Karz akdi karşılığında maddi bir kazanç veya maddi karşılığı olan bir fayda/menfaat elde edilmesi yasaklanmıştır. Faizin büyük bir kısmı karz akdinde cereyan eder. Bu nedenledir ki faize giden yolun kapatılması için verilen borç karşılığında değil sabit bir gelir elde etmek hediye alınması dahi yasak kapsamına alınmıştır. “Biriniz borç verir de sonra ödünç alan şahıs alacaklısına bir hediye verdiğinde veya onu bineğine bindirmek istediğinde -aralarında hediyeleşmek âdeti olanlar dışında- sakın o bineğe binmesin ve hediyeyi de kabul etmesin.” (İbn-i Mâce, Sadaka, 19, 2432) Bu hadisten anlaşılmaktadır ki borç işlemi öncesinde âdet haline gelmiş olanlar dışında bir mal veya menfaatin borç verene sağlanması yasak kapsamına alınmıştır. (Shamshıyev-Samar, 2023)
Kur’an-ı Kerim’de
“Ey iman edenler! Allah’a karşı gelmekten sakının ve eğer mümin iseniz geri kalan faizi terkedin! Eğer böyle yapmazsanız Allah ve Resulü tarafından size savaş açıldığını biliniz! Eğer faizcilikten tövbe ederseniz, sermayeleriniz sizindir. Böylece ne haksızlık eder ne de haksızlığa uğrarsınız. Eğer borçlu sıkıntıda ise, kolaylığa çıkıncaya kadar ona mühlet verin! Şayet bilirseniz, alacağınızı bağışlamanız sizin için daha da hayırlıdır.” (Bakara, 2/278/280)

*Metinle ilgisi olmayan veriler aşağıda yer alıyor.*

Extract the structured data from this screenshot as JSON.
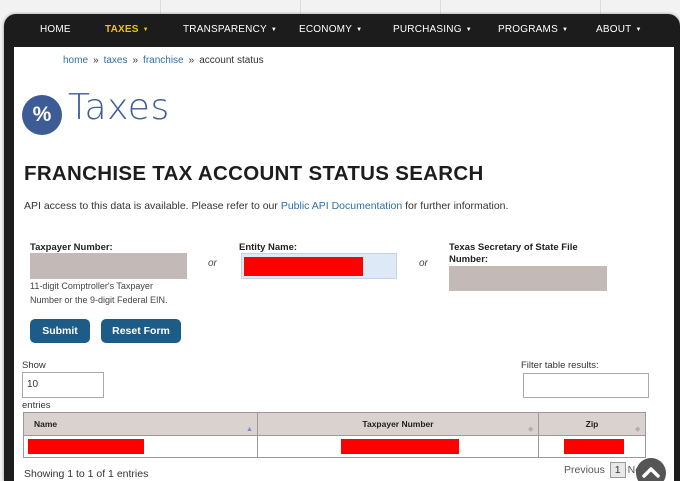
{
  "nav": {
    "items": [
      {
        "label": "HOME",
        "caret": ""
      },
      {
        "label": "TAXES",
        "caret": "▼"
      },
      {
        "label": "TRANSPARENCY",
        "caret": "▼"
      },
      {
        "label": "ECONOMY",
        "caret": "▼"
      },
      {
        "label": "PURCHASING",
        "caret": "▼"
      },
      {
        "label": "PROGRAMS",
        "caret": "▼"
      },
      {
        "label": "ABOUT",
        "caret": "▼"
      }
    ],
    "active_index": 1,
    "active_color": "#f3c300"
  },
  "breadcrumb": {
    "items": [
      "home",
      "taxes",
      "franchise"
    ],
    "current": "account status",
    "separator": "»"
  },
  "brand": {
    "badge": "%",
    "title": "Taxes",
    "color": "#3d5b95"
  },
  "page_title": "FRANCHISE TAX ACCOUNT STATUS SEARCH",
  "intro": {
    "before": "API access to this data is available. Please refer to our ",
    "link": "Public API Documentation",
    "after": " for further information."
  },
  "form": {
    "taxpayer_label": "Taxpayer Number:",
    "entity_label": "Entity Name:",
    "sos_label_line1": "Texas Secretary of State File",
    "sos_label_line2": "Number:",
    "or_text": "or",
    "taxpayer_help_line1": "11-digit Comptroller's Taxpayer",
    "taxpayer_help_line2": "Number or the 9-digit Federal EIN.",
    "submit_label": "Submit",
    "reset_label": "Reset Form"
  },
  "table_controls": {
    "show_label": "Show",
    "show_value": "10",
    "entries_label": "entries",
    "filter_label": "Filter table results:"
  },
  "table": {
    "columns": [
      "Name",
      "Taxpayer Number",
      "Zip"
    ]
  },
  "footer": {
    "info": "Showing 1 to 1 of 1 entries",
    "previous": "Previous",
    "current_page": "1",
    "next": "Ne"
  },
  "colors": {
    "button": "#1c5c86",
    "redaction": "#ff0000",
    "link": "#2f6ea7",
    "table_header": "#d9d2cf"
  },
  "icons": {
    "scroll_to_top": "chevron-up-icon",
    "sort": "sort-arrows-icon"
  }
}
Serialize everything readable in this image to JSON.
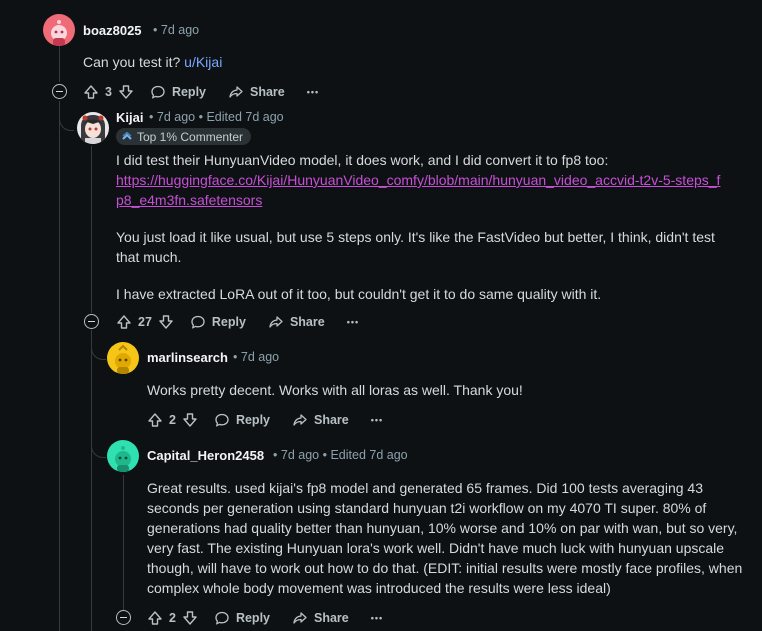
{
  "comments": [
    {
      "author": "boaz8025",
      "time": "7d ago",
      "body_prefix": "Can you test it? ",
      "body_mention": "u/Kijai",
      "votes": "3",
      "reply": "Reply",
      "share": "Share"
    },
    {
      "author": "Kijai",
      "time": "7d ago",
      "edited": "Edited 7d ago",
      "flair": "Top 1% Commenter",
      "para1": "I did test their HunyuanVideo model, it does work, and I did convert it to fp8 too:",
      "link": "https://huggingface.co/Kijai/HunyuanVideo_comfy/blob/main/hunyuan_video_accvid-t2v-5-steps_fp8_e4m3fn.safetensors",
      "para2": "You just load it like usual, but use 5 steps only. It's like the FastVideo but better, I think, didn't test that much.",
      "para3": "I have extracted LoRA out of it too, but couldn't get it to do same quality with it.",
      "votes": "27",
      "reply": "Reply",
      "share": "Share"
    },
    {
      "author": "marlinsearch",
      "time": "7d ago",
      "body": "Works pretty decent. Works with all loras as well. Thank you!",
      "votes": "2",
      "reply": "Reply",
      "share": "Share"
    },
    {
      "author": "Capital_Heron2458",
      "time": "7d ago",
      "edited": "Edited 7d ago",
      "body": "Great results. used kijai's fp8 model and generated 65 frames. Did 100 tests averaging 43 seconds per generation using standard hunyuan t2i workflow on my 4070 TI super. 80% of generations had quality better than hunyuan, 10% worse and 10% on par with wan, but so very, very fast. The existing Hunyuan lora's work well. Didn't have much luck with hunyuan upscale though, will have to work out how to do that. (EDIT: initial results were mostly face profiles, when complex whole body movement was introduced the results were less ideal)",
      "votes": "2",
      "reply": "Reply",
      "share": "Share"
    }
  ],
  "ui": {
    "dot": "•",
    "more": "•••"
  },
  "colors": {
    "avatar1": "#f06b78",
    "avatar3": "#f5c518",
    "avatar4": "#2fe0b0",
    "mention": "#7aa7ff",
    "link": "#c74fd6"
  },
  "icons": [
    "upvote-icon",
    "downvote-icon",
    "reply-icon",
    "share-icon",
    "more-icon",
    "collapse-icon",
    "flair-icon"
  ]
}
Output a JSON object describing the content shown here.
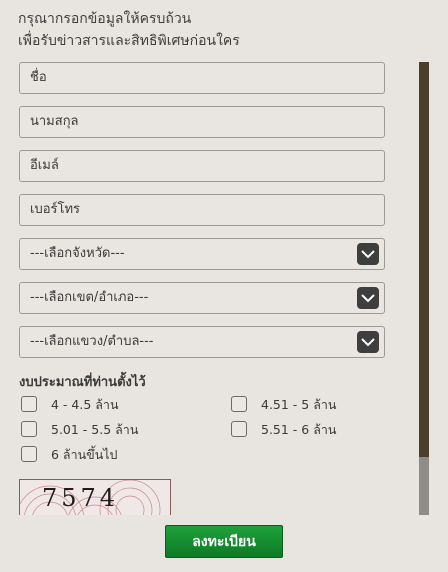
{
  "heading": {
    "line1": "กรุณากรอกข้อมูลให้ครบถ้วน",
    "line2": "เพื่อรับข่าวสารและสิทธิพิเศษก่อนใคร"
  },
  "form": {
    "name_placeholder": "ชื่อ",
    "surname_placeholder": "นามสกุล",
    "email_placeholder": "อีเมล์",
    "phone_placeholder": "เบอร์โทร",
    "province_select": "---เลือกจังหวัด---",
    "district_select": "---เลือกเขต/อำเภอ---",
    "subdistrict_select": "---เลือกแขวง/ตำบล---"
  },
  "budget": {
    "label": "งบประมาณที่ท่านตั้งไว้",
    "options": [
      "4 - 4.5 ล้าน",
      "4.51 - 5 ล้าน",
      "5.01 - 5.5 ล้าน",
      "5.51 - 6 ล้าน",
      "6 ล้านขึ้นไป"
    ]
  },
  "captcha": {
    "code": "7574"
  },
  "submit_label": "ลงทะเบียน"
}
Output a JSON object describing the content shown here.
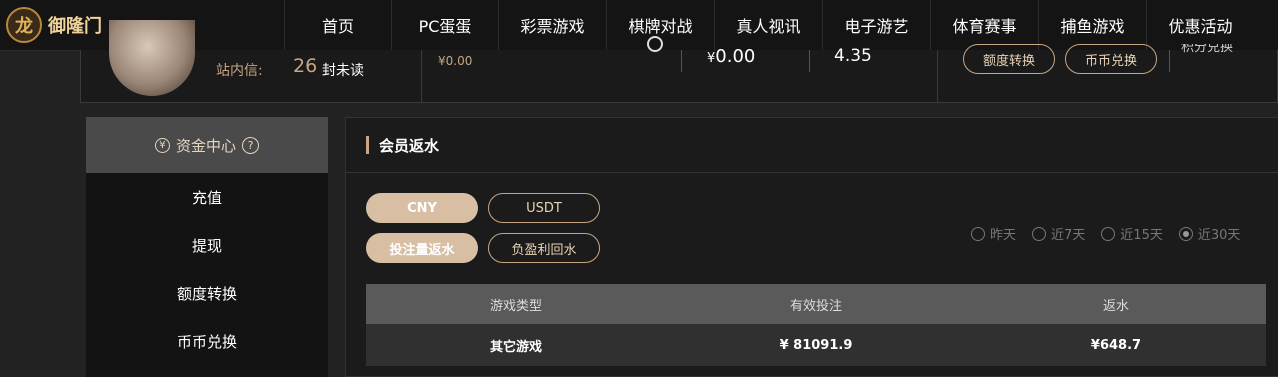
{
  "brand": {
    "logo_text": "御隆门"
  },
  "nav": [
    "首页",
    "PC蛋蛋",
    "彩票游戏",
    "棋牌对战",
    "真人视讯",
    "电子游艺",
    "体育赛事",
    "捕鱼游戏",
    "优惠活动"
  ],
  "summary": {
    "mail_label": "站内信:",
    "mail_count": "26",
    "mail_unit": "封未读",
    "balance_a": "¥0.00",
    "balance_b": "0.00",
    "balance_b_symbol": "¥",
    "value_c": "4.35",
    "transfer_button": "额度转换",
    "coin_button": "币币兑换",
    "points_label": "积分兑换"
  },
  "sidebar": {
    "header": "资金中心",
    "header_icon": "yuan-icon",
    "help_icon": "help-icon",
    "items": [
      "充值",
      "提现",
      "额度转换",
      "币币兑换"
    ]
  },
  "panel": {
    "title": "会员返水",
    "currency_buttons": [
      "CNY",
      "USDT"
    ],
    "type_buttons": [
      "投注量返水",
      "负盈利回水"
    ],
    "ranges": [
      "昨天",
      "近7天",
      "近15天",
      "近30天"
    ],
    "selected_range": "近30天",
    "table": {
      "headers": [
        "游戏类型",
        "有效投注",
        "返水"
      ],
      "rows": [
        [
          "其它游戏",
          "¥ 81091.9",
          "¥648.7"
        ]
      ]
    }
  },
  "colors": {
    "accent": "#c8a684",
    "active_button": "#d8bfa3",
    "background": "#222222"
  }
}
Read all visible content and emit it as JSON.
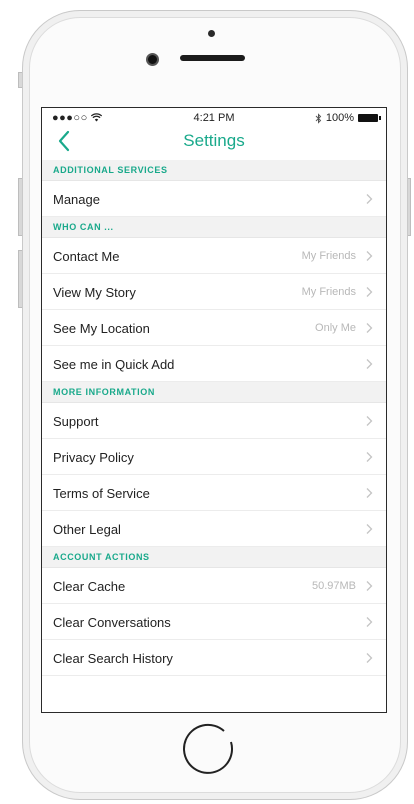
{
  "status_bar": {
    "signal": "●●●○○",
    "time": "4:21 PM",
    "battery_percent": "100%"
  },
  "nav": {
    "title": "Settings"
  },
  "sections": [
    {
      "header": "ADDITIONAL SERVICES",
      "rows": [
        {
          "label": "Manage",
          "value": ""
        }
      ]
    },
    {
      "header": "WHO CAN ...",
      "rows": [
        {
          "label": "Contact Me",
          "value": "My Friends"
        },
        {
          "label": "View My Story",
          "value": "My Friends"
        },
        {
          "label": "See My Location",
          "value": "Only Me"
        },
        {
          "label": "See me in Quick Add",
          "value": ""
        }
      ]
    },
    {
      "header": "MORE INFORMATION",
      "rows": [
        {
          "label": "Support",
          "value": ""
        },
        {
          "label": "Privacy Policy",
          "value": ""
        },
        {
          "label": "Terms of Service",
          "value": ""
        },
        {
          "label": "Other Legal",
          "value": ""
        }
      ]
    },
    {
      "header": "ACCOUNT ACTIONS",
      "rows": [
        {
          "label": "Clear Cache",
          "value": "50.97MB"
        },
        {
          "label": "Clear Conversations",
          "value": ""
        },
        {
          "label": "Clear Search History",
          "value": ""
        }
      ]
    }
  ],
  "colors": {
    "accent": "#19a98b",
    "section_bg": "#f2f2f2",
    "value_text": "#b8b8b8"
  }
}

buyrulmaktadır. Burada haksızlık etmemek ve haksızlığa uğramamak için “sermayenin aynıyla tahsili” gerektiği ifade edilmiş; borcun fazlasıyla tahsili yani faiz şiddetle yasaklanmıştır. (Durmuş, 2010, 319-320.)
Para ve para cinsinden olan finansal varlıklar birbirleriyle peşin olmak kaydıyla farklı miktarlarda değişime (exchange), alım satıma konu olabilirler. Aynı tür finansal varlıkların birbirleriyle değişiminde aynı miktar ve peşin olma şartı aranır. Yani araya vâde giremediği gibi miktarda da farklılık olamaz. Nitekim hadis-i şerifte “Altın altınla, gümüş gümüşle, buğday buğdayla, arpa arpayla, hurma hurmayla, tuz tuzla baş başa misliyle, peşin olarak satılır. Bu çeşitler farklı olduğu takdirde peşin ise dilediğiniz gibi satın” (Müslim, Müsâkât 81, No: 1587) buyrulmuştur. Bu hadis-i şerifte belirtildiği üzere para türünden olan ve o dönemde para birimi olarak kullanılan altın ve gümüş değişime konu olduğunda; a) aynı türden ise (örneğin altın-altın veya gümüş-gümüş değişiminde) aynı miktar ve peşin olma şartı aranır, b) farklı türlerde ise (örneğin altın-gümüş veya gümüş-altın değişiminde) peşin olma şartı aranır. Bu da demektir ki para ve para cinsinden olan finansal varlıkların değişiminde ister aynı tür ister farklı türden olsunlar araya vâde veya vâde farkının girmesi caiz değildir. Bunun tek istisnası maddi bir karşılık veya maddi karşılığı olan bir menfaat elde edilmeksizin sırf rıza-i ilahi için borç vermektir; yani karz-ı hasen sözleşmesidir. (Detaylı bilgi için bkz. Karz-ı Hasen)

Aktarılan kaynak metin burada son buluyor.